Music's Influence on the Mind

hmarcia's picture

Music has always been known to affect listeners. There are countless of example demonstrating the affect of music, and one of the oldest examples occurs in the Bible with King Saul asking David to play his harp in order to relieve him of his ‘evil spirits.’ Music has the uncanny ability to make you either cry or laugh, and during the last twenty years, there has been a flurry of research to prove that music might in fact be used as a booster to one’s mental prowess. Since the coining of the term, “Mozart effect” , there has been a serious attempt to understand the relationship between music and the mind, and to prove that listening to music can make the listener smarter. Researchers use neurobiology as the median to discover the intricate relationship of music and the mind.
 

The origins of studying the mind and music can be attributed to the otolarygologist, Alfred A. Tomatis. Tomatis believed that music serves as a tool that heals many of the physical illnesses of his patients (1). For Tomatis, the ear works as machine that creates electric messages for the brain, and the origins of these messages come from the sounds the ear hear (1). From this theory about the ear, Tomatis developed the ‘Tomatis Method”, which suggests listening to music with high frequency sounds (such as Mozart) in order to force the ear to produce positive messages for the mind (1). Using the work of Tomatis as its foundation, the theory of the “Mozart effect” emerged.

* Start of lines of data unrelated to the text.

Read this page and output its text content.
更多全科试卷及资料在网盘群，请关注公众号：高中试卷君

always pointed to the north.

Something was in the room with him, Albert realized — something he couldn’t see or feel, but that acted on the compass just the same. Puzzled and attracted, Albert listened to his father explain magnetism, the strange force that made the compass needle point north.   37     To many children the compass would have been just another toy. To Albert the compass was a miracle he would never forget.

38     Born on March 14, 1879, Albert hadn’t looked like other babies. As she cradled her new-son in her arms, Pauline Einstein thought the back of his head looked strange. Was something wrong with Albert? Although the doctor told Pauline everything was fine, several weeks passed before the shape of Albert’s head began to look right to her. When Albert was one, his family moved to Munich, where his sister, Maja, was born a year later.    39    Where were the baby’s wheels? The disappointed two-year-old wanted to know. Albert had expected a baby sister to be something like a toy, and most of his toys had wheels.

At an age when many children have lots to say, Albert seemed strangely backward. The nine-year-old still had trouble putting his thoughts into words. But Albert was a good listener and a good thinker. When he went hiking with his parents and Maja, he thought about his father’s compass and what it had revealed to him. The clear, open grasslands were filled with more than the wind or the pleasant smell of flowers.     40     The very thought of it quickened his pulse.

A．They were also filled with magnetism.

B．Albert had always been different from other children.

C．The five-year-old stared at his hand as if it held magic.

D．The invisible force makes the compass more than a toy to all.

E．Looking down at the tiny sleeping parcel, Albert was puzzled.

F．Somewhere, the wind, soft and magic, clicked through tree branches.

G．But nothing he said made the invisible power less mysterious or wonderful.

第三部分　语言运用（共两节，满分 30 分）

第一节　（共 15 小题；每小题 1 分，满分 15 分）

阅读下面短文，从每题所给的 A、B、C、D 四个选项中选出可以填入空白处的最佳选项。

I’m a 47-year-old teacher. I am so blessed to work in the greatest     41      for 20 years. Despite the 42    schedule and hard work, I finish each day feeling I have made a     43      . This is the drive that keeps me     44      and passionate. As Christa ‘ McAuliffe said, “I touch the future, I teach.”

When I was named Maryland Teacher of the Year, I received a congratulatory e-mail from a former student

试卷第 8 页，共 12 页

In 1993, three scientists (Frances Raucher, Gordon Shaw, and Katherine Ky) emerged with the results of their study, which showed that listening to Mozart increased your IQ by 8 to 9 points (2). After listening to Mozart, the test subjects all improved their spatial reasoning abilities for 15 minutes (2), and this increased converted into IQ increases. It is from this study, that the term “Mozart effect” became popularize and used by companies in order to sell Mozart CDs to mothers wanting to make their children smarter. More recent studies point to biology as the tool to explain these increases in spatial reasoning.
 

There are numerous studies placing people under PET scan while they listen to music (4). These PET scans prove that the left side of the brain in most people excels at processing rapid changes in frequency and intensity (5). The PET scans showed greater movement on the left-side of the brain during fast tempo music, and less movement during slow tempo music (4). The scans also detected movements on both left and right sides, which implies that both sides are necessary for the brain to analyze the music in its entirely (5). The front part of your brain (frontal cortex), where working memories are stored, surprisingly showed a large amount of movement during the scans. This implies that memories are being resurfaced by the music. This movement in the frontal cortex might explain the emotions attached often to music. These movements that occur throughout the brain of the listener explain the increase in spatial reasoning in the “Mozart effect” because movement in the brain indicate an increase in brain activity, which in turn leads to a great spatial reasoning. Without this increase of brain movement, there would not exist an increase of spatial reasoning.
 

Other studies have attempted to explain increase of movement in the brain as a question of hormones. Studies have confirmed that music alters the amount of stress hormones being released not only in the mind, but also in the body. The amygdala is a collection of brain cells that can be thought of as the center of the brain’s emotions. When the amygdala is active when there is a presence of stress hormones. Once again, studies have shown that music cause the amygdala to become active, therefore establishing the relationship between music and the release of stress hormones. It is these hormones that causes brain activities and leads to greater spatial reasoning. This would also explain why the “Mozart effect” lasts for such a short time. Once the music ends, the stimulus for the creation of these hormones end. Without the music, there are no hormones leading to the movements in the brain as shown by the PET scans.
 

Music have always affected us, and now for the first time, there is strong, concrete data demonstrating how that happens. Music appears to have the same power over us as any drug, but why? The current research attempts to explain the power of music, but what is the evolutionary process or reasoning behind it? Even the current research on the power of music need to be precise, there are a large number of studies that could not replicate the findings of Frances Raucher, Gordon Shaw, and Katherine Ky. For the time being, what is certain is that music does alter our brains by inciting hormonal activity, and this brings us one step closer to unlocking the power of music.


Work Cited


1. http://www.vanderbilt.edu/AnS/psychology/health_psychology/TOMATIS.html#BIBLIOGRAPHY

2. http://www.uwosh.edu/psychology/raucher/Nature93.pdf

3. http://dictionary.babylon.com/spatial-temporal%20reasoning

4. http://cogweb.ucla.edu/Abstracts/Music_00.html

5. http://www.news.harvard.edu/gazette/2001/03.22/04-music.html

6. http://larkinthemorning.com/The%20Musical%20Hormone/a/49/
 

Comments

Serendip Visitor's picture

Listening to music

Listening to music feels good, but can that translate into physiological benefit? Levitin and colleagues published a meta-analysis......for details.

Paul Grobstein's picture

music and the brain

I'm comfortable with King Saul asking for music to "relieve evil spirits," and agree there is more to usefully learn about the effects of music on the brain.  I'm less comfortable with the "Mozart effect."  There's a pretty skeptical literature on this that would be worth balancing the more positive literature with.